Little-known Flint Ridge may be the most important historical site in Ohio (USA), but it's a place that's unfamiliar to most people. Flint Ridge State Memorial in southeast Licking County marks the site where ancient Indians quarried brightly colored flint, starting 11,000 or more years ago. The Indians needed razor-sharp flint for tools, weapons, ceremonial objects and jewelry, and Flint Ridge offered high-quality stone in a rainbow of colors: pink, gray, white, black and copper.
     The Ohio flint had a high quartz content, flecked with crystals that made it shine when polished by the Hopewell Indians. The 20-mile-long narrow ridge between Zanesville and Newark became the center of prehistoric economy across the eastern United States. Indian trails from other states led to Flint Ridge. Rock from Flint Ridge was traded for copper from Upper Michigan, mica from the Carolinas and shells from the Gulf of Mexico. Samples from Flint Ridge have been found as far west as Kansas City, in Louisiana and on the East Coast. Many experts say Ohio was the center of ancient Hopewell culture in large part because of the proximity of Flint Ridge and its rocky resources.
     The irregular flint deposits are about three miles north-to-south and nine miles east-to-west. They cover five to six square miles. Today, the site, managed by the Ohio Historical Society, includes a small museum that was built over one of the original quarry pits and provides information on the digging and shaping of flint.

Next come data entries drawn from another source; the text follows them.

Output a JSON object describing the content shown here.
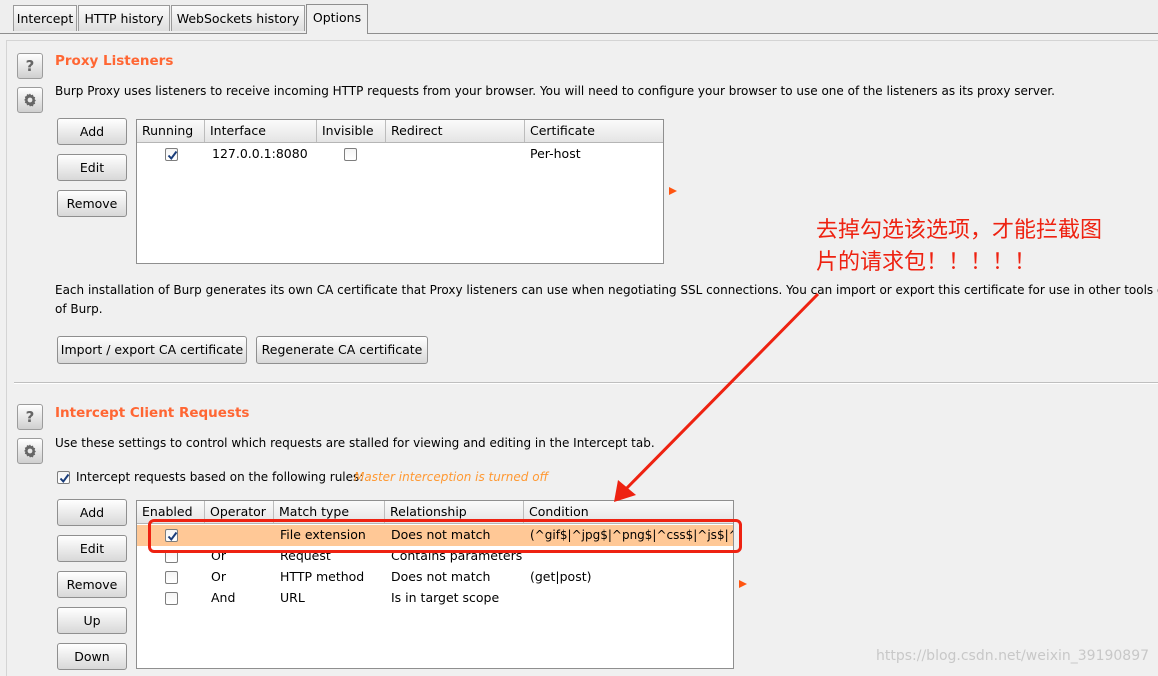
{
  "tabs": [
    {
      "label": "Intercept"
    },
    {
      "label": "HTTP history"
    },
    {
      "label": "WebSockets history"
    },
    {
      "label": "Options"
    }
  ],
  "proxy_listeners": {
    "title": "Proxy Listeners",
    "description": "Burp Proxy uses listeners to receive incoming HTTP requests from your browser. You will need to configure your browser to use one of the listeners as its proxy server.",
    "buttons": {
      "add": "Add",
      "edit": "Edit",
      "remove": "Remove"
    },
    "columns": [
      "Running",
      "Interface",
      "Invisible",
      "Redirect",
      "Certificate"
    ],
    "rows": [
      {
        "running": true,
        "interface": "127.0.0.1:8080",
        "invisible": false,
        "redirect": "",
        "certificate": "Per-host"
      }
    ],
    "ca_text_1": "Each installation of Burp generates its own CA certificate that Proxy listeners can use when negotiating SSL connections. You can import or export this certificate for use in other tools or anot",
    "ca_text_2": "of Burp.",
    "import_export_label": "Import / export CA certificate",
    "regenerate_label": "Regenerate CA certificate"
  },
  "intercept_requests": {
    "title": "Intercept Client Requests",
    "description": "Use these settings to control which requests are stalled for viewing and editing in the Intercept tab.",
    "rules_checkbox_label": "Intercept requests based on the following rules:",
    "rules_checked": true,
    "status_note": "Master interception is turned off",
    "buttons": {
      "add": "Add",
      "edit": "Edit",
      "remove": "Remove",
      "up": "Up",
      "down": "Down"
    },
    "columns": [
      "Enabled",
      "Operator",
      "Match type",
      "Relationship",
      "Condition"
    ],
    "rows": [
      {
        "enabled": true,
        "operator": "",
        "match_type": "File extension",
        "relationship": "Does not match",
        "condition": "(^gif$|^jpg$|^png$|^css$|^js$|^ico$)"
      },
      {
        "enabled": false,
        "operator": "Or",
        "match_type": "Request",
        "relationship": "Contains parameters",
        "condition": ""
      },
      {
        "enabled": false,
        "operator": "Or",
        "match_type": "HTTP method",
        "relationship": "Does not match",
        "condition": "(get|post)"
      },
      {
        "enabled": false,
        "operator": "And",
        "match_type": "URL",
        "relationship": "Is in target scope",
        "condition": ""
      }
    ]
  },
  "annotation": {
    "line1": "去掉勾选该选项，才能拦截图",
    "line2": "片的请求包！！！！！",
    "color": "#ee2211"
  },
  "watermark": "https://blog.csdn.net/weixin_39190897",
  "colors": {
    "section_title": "#ff6633",
    "selected_row": "#ffc896",
    "note": "#ff9933"
  },
  "icons": {
    "help": "question-mark-icon",
    "settings": "gear-icon",
    "check": "checkmark-icon",
    "expand": "triangle-right-icon"
  }
}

     The Indians found flint outcroppings at the surface and then dug through the dirt and limestone to reach the hard and brittle flint. It was not easy and was hard work. You can see the remnants of hundreds of pits along the Quarry Trail that runs one-third of a mile through the woods. What you will see are a number of deep pits, filled with leaves and many with pockets of water. That's because a layer of brown shale is under the flint and keeps the water from sinking into the soil. You can also picture ancient Indians excavating the rock. Some of the pits are up to 20 feet deep and 60 feet across. Others are smaller. They are scattered along the wooded and hummocky ridge. It makes you realize the thousands of tons of dirt and rock that had to be removed by hand just to get to the flint.
     You will find flint outcroppings along the Creek Trail, and bits of flint are scattered along the trails. Taking any flint away with you is strictly prohibited, although you can purchase pieces of flint in the museum gift shop. Flint is the state stone of Ohio.